Where Tides of Man leaned heavily into the crescendo-core nature of post-rock, Night Verses embrace the heavier sides of progressive and post-metal to form their sound. The atmospheric nature of post-rock is an ever-present element, but there are more times than not where the record reflects a technically minded progressive metal band like Animals as Leaders. There are even times where the band wades into territory that’s a tad more sludge-y/murky in the low-end, ala post-metal veterans Pelican.
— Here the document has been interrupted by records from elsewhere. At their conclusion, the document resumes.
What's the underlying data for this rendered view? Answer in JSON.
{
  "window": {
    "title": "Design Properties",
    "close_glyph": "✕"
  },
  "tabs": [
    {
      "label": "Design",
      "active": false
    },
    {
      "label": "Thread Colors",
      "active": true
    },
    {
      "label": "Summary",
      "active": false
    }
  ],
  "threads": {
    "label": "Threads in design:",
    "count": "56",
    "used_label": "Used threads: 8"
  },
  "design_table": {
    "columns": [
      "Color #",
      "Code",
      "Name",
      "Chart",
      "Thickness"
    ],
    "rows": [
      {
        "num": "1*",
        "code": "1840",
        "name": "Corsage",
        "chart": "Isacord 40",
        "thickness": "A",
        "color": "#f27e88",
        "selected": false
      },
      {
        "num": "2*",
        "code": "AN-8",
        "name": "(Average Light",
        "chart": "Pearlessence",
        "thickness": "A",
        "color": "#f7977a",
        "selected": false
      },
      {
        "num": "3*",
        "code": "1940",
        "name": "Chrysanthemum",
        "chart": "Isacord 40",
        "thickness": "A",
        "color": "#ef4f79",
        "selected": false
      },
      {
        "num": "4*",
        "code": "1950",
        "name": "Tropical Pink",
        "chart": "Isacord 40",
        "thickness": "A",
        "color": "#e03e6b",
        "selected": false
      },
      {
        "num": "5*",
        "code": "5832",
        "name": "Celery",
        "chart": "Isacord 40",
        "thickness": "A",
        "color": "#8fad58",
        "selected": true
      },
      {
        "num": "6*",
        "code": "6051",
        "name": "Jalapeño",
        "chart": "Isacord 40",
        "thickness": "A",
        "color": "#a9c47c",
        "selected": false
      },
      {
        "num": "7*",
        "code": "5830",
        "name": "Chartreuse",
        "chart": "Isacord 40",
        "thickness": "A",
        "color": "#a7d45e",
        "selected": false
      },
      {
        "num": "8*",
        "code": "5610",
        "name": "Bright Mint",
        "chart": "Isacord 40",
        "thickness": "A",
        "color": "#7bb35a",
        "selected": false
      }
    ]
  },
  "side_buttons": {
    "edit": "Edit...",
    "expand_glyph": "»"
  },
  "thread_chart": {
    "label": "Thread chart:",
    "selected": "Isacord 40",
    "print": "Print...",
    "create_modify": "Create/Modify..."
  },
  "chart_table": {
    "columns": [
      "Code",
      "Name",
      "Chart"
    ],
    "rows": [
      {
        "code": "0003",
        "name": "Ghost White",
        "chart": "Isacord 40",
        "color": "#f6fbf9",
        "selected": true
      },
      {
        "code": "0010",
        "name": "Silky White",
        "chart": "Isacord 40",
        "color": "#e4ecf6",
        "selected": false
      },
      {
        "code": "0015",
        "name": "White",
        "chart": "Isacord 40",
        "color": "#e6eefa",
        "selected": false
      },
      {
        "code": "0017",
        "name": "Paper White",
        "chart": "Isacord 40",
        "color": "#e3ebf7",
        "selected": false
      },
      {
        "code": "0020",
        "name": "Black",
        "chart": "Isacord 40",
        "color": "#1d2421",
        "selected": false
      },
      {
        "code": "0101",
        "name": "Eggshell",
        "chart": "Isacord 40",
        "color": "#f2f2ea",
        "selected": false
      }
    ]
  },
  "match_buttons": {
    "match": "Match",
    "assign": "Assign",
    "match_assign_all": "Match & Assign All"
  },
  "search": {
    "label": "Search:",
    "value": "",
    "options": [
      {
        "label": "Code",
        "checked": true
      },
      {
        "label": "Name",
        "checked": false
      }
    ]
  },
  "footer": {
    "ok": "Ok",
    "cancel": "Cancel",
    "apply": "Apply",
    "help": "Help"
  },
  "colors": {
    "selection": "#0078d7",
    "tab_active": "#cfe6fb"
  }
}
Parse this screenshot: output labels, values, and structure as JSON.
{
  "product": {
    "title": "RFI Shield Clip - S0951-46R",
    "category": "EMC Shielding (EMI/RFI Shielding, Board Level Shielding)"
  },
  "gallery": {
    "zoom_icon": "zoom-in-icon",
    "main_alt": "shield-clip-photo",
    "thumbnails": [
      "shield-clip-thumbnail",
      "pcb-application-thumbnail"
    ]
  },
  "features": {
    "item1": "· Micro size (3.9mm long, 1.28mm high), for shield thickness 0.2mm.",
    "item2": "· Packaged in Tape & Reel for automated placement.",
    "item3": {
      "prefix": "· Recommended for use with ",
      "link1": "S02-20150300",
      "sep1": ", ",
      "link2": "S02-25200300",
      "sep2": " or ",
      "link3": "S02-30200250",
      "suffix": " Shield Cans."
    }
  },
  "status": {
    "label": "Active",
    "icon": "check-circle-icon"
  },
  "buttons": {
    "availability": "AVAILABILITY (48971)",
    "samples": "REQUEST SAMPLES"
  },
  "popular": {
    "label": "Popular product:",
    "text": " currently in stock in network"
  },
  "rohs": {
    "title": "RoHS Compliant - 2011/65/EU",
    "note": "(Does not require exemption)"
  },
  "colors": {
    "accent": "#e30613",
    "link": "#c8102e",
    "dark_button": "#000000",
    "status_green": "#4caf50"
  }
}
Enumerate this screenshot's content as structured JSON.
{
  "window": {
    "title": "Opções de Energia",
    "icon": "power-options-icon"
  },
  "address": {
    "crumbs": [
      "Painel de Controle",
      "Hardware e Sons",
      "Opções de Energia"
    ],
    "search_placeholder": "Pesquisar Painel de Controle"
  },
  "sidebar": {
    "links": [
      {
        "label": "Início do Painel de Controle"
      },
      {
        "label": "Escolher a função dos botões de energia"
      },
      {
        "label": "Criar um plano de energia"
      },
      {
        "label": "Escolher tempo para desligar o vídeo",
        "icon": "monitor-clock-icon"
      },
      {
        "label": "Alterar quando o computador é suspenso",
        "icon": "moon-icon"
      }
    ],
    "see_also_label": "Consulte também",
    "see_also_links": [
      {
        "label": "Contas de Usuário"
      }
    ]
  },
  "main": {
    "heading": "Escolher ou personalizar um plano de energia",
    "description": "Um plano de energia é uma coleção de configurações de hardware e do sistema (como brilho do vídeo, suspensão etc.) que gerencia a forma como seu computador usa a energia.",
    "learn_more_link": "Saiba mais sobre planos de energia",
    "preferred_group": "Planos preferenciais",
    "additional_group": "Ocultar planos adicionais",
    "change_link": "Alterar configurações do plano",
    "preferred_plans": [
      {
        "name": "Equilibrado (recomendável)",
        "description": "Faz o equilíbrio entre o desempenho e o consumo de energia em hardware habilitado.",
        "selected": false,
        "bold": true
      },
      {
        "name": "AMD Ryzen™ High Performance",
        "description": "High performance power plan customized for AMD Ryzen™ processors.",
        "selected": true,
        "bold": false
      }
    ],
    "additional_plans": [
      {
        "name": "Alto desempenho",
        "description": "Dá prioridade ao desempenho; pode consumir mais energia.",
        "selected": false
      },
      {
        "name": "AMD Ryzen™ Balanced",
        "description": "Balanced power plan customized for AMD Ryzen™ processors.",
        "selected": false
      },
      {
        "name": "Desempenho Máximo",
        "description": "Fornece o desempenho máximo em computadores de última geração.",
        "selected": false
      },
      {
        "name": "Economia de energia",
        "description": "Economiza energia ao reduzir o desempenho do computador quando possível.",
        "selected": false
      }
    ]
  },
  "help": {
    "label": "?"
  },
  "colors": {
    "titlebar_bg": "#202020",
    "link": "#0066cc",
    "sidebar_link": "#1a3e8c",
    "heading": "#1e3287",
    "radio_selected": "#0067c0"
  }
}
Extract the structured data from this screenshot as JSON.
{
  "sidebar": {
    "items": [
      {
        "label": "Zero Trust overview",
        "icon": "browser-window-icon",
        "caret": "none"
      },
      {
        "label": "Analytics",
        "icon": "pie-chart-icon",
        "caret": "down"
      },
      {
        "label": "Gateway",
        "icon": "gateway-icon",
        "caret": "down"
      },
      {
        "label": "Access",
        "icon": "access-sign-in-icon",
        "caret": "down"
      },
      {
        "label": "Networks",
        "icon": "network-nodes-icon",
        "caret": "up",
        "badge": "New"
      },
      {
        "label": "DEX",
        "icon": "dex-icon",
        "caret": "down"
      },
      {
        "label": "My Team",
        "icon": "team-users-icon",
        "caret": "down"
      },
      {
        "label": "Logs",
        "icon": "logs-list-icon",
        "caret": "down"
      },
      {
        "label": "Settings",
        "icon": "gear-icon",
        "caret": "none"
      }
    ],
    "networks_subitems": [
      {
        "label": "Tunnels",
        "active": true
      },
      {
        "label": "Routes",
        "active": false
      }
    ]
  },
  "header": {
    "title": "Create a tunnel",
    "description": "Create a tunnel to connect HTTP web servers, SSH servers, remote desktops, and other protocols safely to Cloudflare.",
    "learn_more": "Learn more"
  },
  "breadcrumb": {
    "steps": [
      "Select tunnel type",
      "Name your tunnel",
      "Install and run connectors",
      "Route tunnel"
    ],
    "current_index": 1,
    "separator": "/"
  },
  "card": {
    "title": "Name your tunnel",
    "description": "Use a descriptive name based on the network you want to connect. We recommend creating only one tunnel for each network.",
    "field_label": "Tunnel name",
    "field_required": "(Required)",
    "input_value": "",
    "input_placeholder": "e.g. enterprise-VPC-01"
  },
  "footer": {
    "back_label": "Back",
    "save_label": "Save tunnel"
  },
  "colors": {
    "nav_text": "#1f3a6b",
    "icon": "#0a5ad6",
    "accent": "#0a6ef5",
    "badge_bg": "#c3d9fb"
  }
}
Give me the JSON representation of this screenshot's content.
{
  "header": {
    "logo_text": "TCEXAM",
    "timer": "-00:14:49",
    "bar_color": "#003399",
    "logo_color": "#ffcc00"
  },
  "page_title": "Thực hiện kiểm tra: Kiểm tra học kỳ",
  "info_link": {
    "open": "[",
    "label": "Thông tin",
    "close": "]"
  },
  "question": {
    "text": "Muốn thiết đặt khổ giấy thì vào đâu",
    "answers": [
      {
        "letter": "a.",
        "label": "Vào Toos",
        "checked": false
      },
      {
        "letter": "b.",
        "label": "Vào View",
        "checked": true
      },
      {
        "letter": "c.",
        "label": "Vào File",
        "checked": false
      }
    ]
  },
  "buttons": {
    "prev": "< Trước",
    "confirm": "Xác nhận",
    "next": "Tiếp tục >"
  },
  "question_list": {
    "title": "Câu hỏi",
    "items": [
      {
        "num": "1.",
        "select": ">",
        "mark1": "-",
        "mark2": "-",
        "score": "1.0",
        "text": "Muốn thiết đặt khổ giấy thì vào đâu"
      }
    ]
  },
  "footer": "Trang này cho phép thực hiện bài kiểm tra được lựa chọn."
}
Regardless of which end of the metal spectrum Night Verses dip their wick, the results are enthralling and impressive.
When Night Verses want to enrapture you with atmosphere, they might motion you closer with soft, vibraphone-esque keyboards, echoing clean-guitars and tug on your heartstrings with a vocal sample of a woman asking the listener “Who are you?” such as on the interlude, “Glitch in the You I Thought I Knew” or the gorgeous closer “Infinity Beach” If they want to enthrall and show that they can display both flash and substance, they’ll go for the gusto and work in more technical guitar work in and/or blast you with force when you might be least expecting it, this attribute is best displayed on the track “Vice Wave”. When they combine the two moods, such as on tracks like “No Moon”, “Earthless”, and the nearly ten-minute behemoth “Phoenix IV: Levitation” you get results that, funnily enough considering the situation, leave you speechless.
Vocals were not holding Night Verses back from being a great group by any means. However, vocals were holding them back from embodying a different form of greatness. The territories in which the group pushed into on From the Gallery of Sleep may have been present on previous works, but now the landscapes of those territories are all that’s left for us. Without a voice to guide us, the traveler on the musical journey, we can appreciate the landscape for what it is and not how it is presented to us. Without a word, we are swept away into lands beautiful, aggressive and altogether strange.